The Japanese government said Friday it will back Rapidus with 70 billion yen (~$500 million), joining the eight tech corporations to reduce its dependency on chip production in other countries like Taiwan. According to Japan’s industry ministry, each participating company will invest approximately 1 billion yen (~$ 7 million) in Rapidus, with MUFG Bank injecting 300 million yen.
“Semiconductors are going to be a critical component for developing new leading-edge technologies such as AI, digital industries and health-tech,” Minister of Economy, Trade and Industry Yasutoshi Nishimura said at a news conference today. “Semiconductors are becoming even more important from an economic security perspective” due to the rising geopolitical risks.
Last week, Japan unveiled its plan to allocate 350 billion yen ($2.38 billion) to build a joint research center with the U.S. with the goal of developing 2-nanometer advanced chips. A number of research institutions and semiconductor companies in the U.S, Japan and Europe will participate in the research hub to collaborate. In addition to the new joint research hub investment, the Japanese government plans to invest 450 billion yen in advanced production and 370 billion yen in securing materials required for manufacturing.
IBM is reportedly partnering with Rapidus, which will have to get a license from IBM to manufacture sub-2 nanometer chip technology in Japan.
Rapidus aims to develop 2-nanometers chips, which can be used for 5G, quantum computing, data centers, self-driving vehicles and digital smart cities.
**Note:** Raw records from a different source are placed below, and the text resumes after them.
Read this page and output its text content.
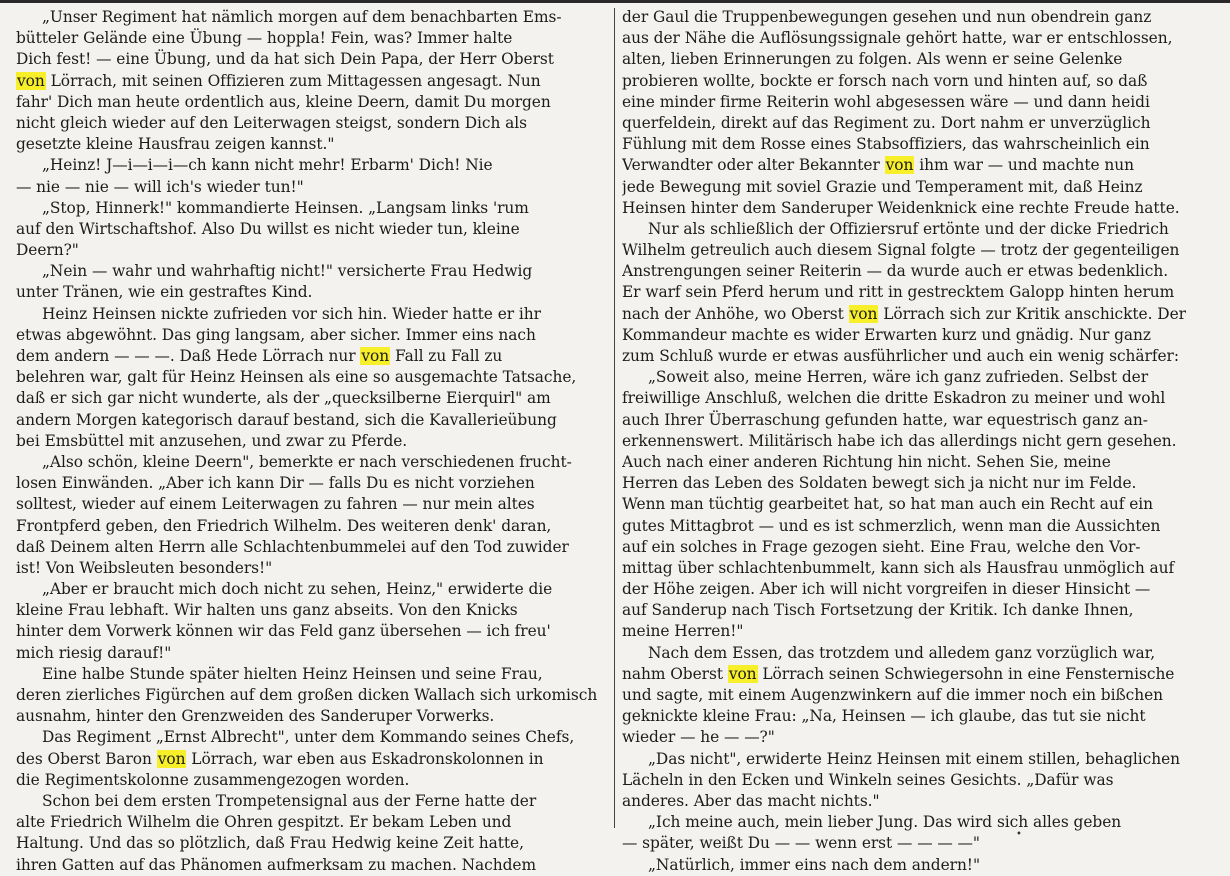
„Unser Regiment hat nämlich morgen auf dem benachbarten Ems-
bütteler Gelände eine Übung — hoppla! Fein, was? Immer halte
Dich fest! — eine Übung, und da hat sich Dein Papa, der Herr Oberst
von Lörrach, mit seinen Offizieren zum Mittagessen angesagt. Nun
fahr' Dich man heute ordentlich aus, kleine Deern, damit Du morgen
nicht gleich wieder auf den Leiterwagen steigst, sondern Dich als
gesetzte kleine Hausfrau zeigen kannst."
„Heinz! J—i—i—i—ch kann nicht mehr! Erbarm' Dich! Nie
— nie — nie — will ich's wieder tun!"
„Stop, Hinnerk!" kommandierte Heinsen. „Langsam links 'rum
auf den Wirtschaftshof. Also Du willst es nicht wieder tun, kleine
Deern?"
„Nein — wahr und wahrhaftig nicht!" versicherte Frau Hedwig
unter Tränen, wie ein gestraftes Kind.
Heinz Heinsen nickte zufrieden vor sich hin. Wieder hatte er ihr
etwas abgewöhnt. Das ging langsam, aber sicher. Immer eins nach
dem andern — — —. Daß Hede Lörrach nur von Fall zu Fall zu
belehren war, galt für Heinz Heinsen als eine so ausgemachte Tatsache,
daß er sich gar nicht wunderte, als der „quecksilberne Eierquirl" am
andern Morgen kategorisch darauf bestand, sich die Kavallerieübung
bei Emsbüttel mit anzusehen, und zwar zu Pferde.
„Also schön, kleine Deern", bemerkte er nach verschiedenen frucht-
losen Einwänden. „Aber ich kann Dir — falls Du es nicht vorziehen
solltest, wieder auf einem Leiterwagen zu fahren — nur mein altes
Frontpferd geben, den Friedrich Wilhelm. Des weiteren denk' daran,
daß Deinem alten Herrn alle Schlachtenbummelei auf den Tod zuwider
ist! Von Weibsleuten besonders!"
„Aber er braucht mich doch nicht zu sehen, Heinz," erwiderte die
kleine Frau lebhaft. Wir halten uns ganz abseits. Von den Knicks
hinter dem Vorwerk können wir das Feld ganz übersehen — ich freu'
mich riesig darauf!"
Eine halbe Stunde später hielten Heinz Heinsen und seine Frau,
deren zierliches Figürchen auf dem großen dicken Wallach sich urkomisch
ausnahm, hinter den Grenzweiden des Sanderuper Vorwerks.
Das Regiment „Ernst Albrecht", unter dem Kommando seines Chefs,
des Oberst Baron von Lörrach, war eben aus Eskadronskolonnen in
die Regimentskolonne zusammengezogen worden.
Schon bei dem ersten Trompetensignal aus der Ferne hatte der
alte Friedrich Wilhelm die Ohren gespitzt. Er bekam Leben und
Haltung. Und das so plötzlich, daß Frau Hedwig keine Zeit hatte,
ihren Gatten auf das Phänomen aufmerksam zu machen. Nachdem
der Gaul die Truppenbewegungen gesehen und nun obendrein ganz
aus der Nähe die Auflösungssignale gehört hatte, war er entschlossen,
alten, lieben Erinnerungen zu folgen. Als wenn er seine Gelenke
probieren wollte, bockte er forsch nach vorn und hinten auf, so daß
eine minder firme Reiterin wohl abgesessen wäre — und dann heidi
querfeldein, direkt auf das Regiment zu. Dort nahm er unverzüglich
Fühlung mit dem Rosse eines Stabsoffiziers, das wahrscheinlich ein
Verwandter oder alter Bekannter von ihm war — und machte nun
jede Bewegung mit soviel Grazie und Temperament mit, daß Heinz
Heinsen hinter dem Sanderuper Weidenknick eine rechte Freude hatte.
Nur als schließlich der Offiziersruf ertönte und der dicke Friedrich
Wilhelm getreulich auch diesem Signal folgte — trotz der gegenteiligen
Anstrengungen seiner Reiterin — da wurde auch er etwas bedenklich.
Er warf sein Pferd herum und ritt in gestrecktem Galopp hinten herum
nach der Anhöhe, wo Oberst von Lörrach sich zur Kritik anschickte. Der
Kommandeur machte es wider Erwarten kurz und gnädig. Nur ganz
zum Schluß wurde er etwas ausführlicher und auch ein wenig schärfer:
„Soweit also, meine Herren, wäre ich ganz zufrieden. Selbst der
freiwillige Anschluß, welchen die dritte Eskadron zu meiner und wohl
auch Ihrer Überraschung gefunden hatte, war equestrisch ganz an-
erkennenswert. Militärisch habe ich das allerdings nicht gern gesehen.
Auch nach einer anderen Richtung hin nicht. Sehen Sie, meine
Herren das Leben des Soldaten bewegt sich ja nicht nur im Felde.
Wenn man tüchtig gearbeitet hat, so hat man auch ein Recht auf ein
gutes Mittagbrot — und es ist schmerzlich, wenn man die Aussichten
auf ein solches in Frage gezogen sieht. Eine Frau, welche den Vor-
mittag über schlachtenbummelt, kann sich als Hausfrau unmöglich auf
der Höhe zeigen. Aber ich will nicht vorgreifen in dieser Hinsicht —
auf Sanderup nach Tisch Fortsetzung der Kritik. Ich danke Ihnen,
meine Herren!"
Nach dem Essen, das trotzdem und alledem ganz vorzüglich war,
nahm Oberst von Lörrach seinen Schwiegersohn in eine Fensternische
und sagte, mit einem Augenzwinkern auf die immer noch ein bißchen
geknickte kleine Frau: „Na, Heinsen — ich glaube, das tut sie nicht
wieder — he — —?"
„Das nicht", erwiderte Heinz Heinsen mit einem stillen, behaglichen
Lächeln in den Ecken und Winkeln seines Gesichts. „Dafür was
anderes. Aber das macht nichts."
„Ich meine auch, mein lieber Jung. Das wird sich alles geben
— später, weißt Du — — wenn erst — — — —"
„Natürlich, immer eins nach dem andern!"
•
Japan has previously subsidized global semiconductor allies, including Taiwan Semiconductor Manufacturing, Micron, and Western Digital, to expand their chip production in Japan. The idea here is to strengthen its competitiveness in the semiconductor sector with R&D and production of its own advanced chips, primarily for Japanese car makers and tech companies’ use, but potentially for others, too.
While global competitors have outperformed in the industry, Japan’s latest logic semiconductor production lines are for 40-nm chips, per media outlet.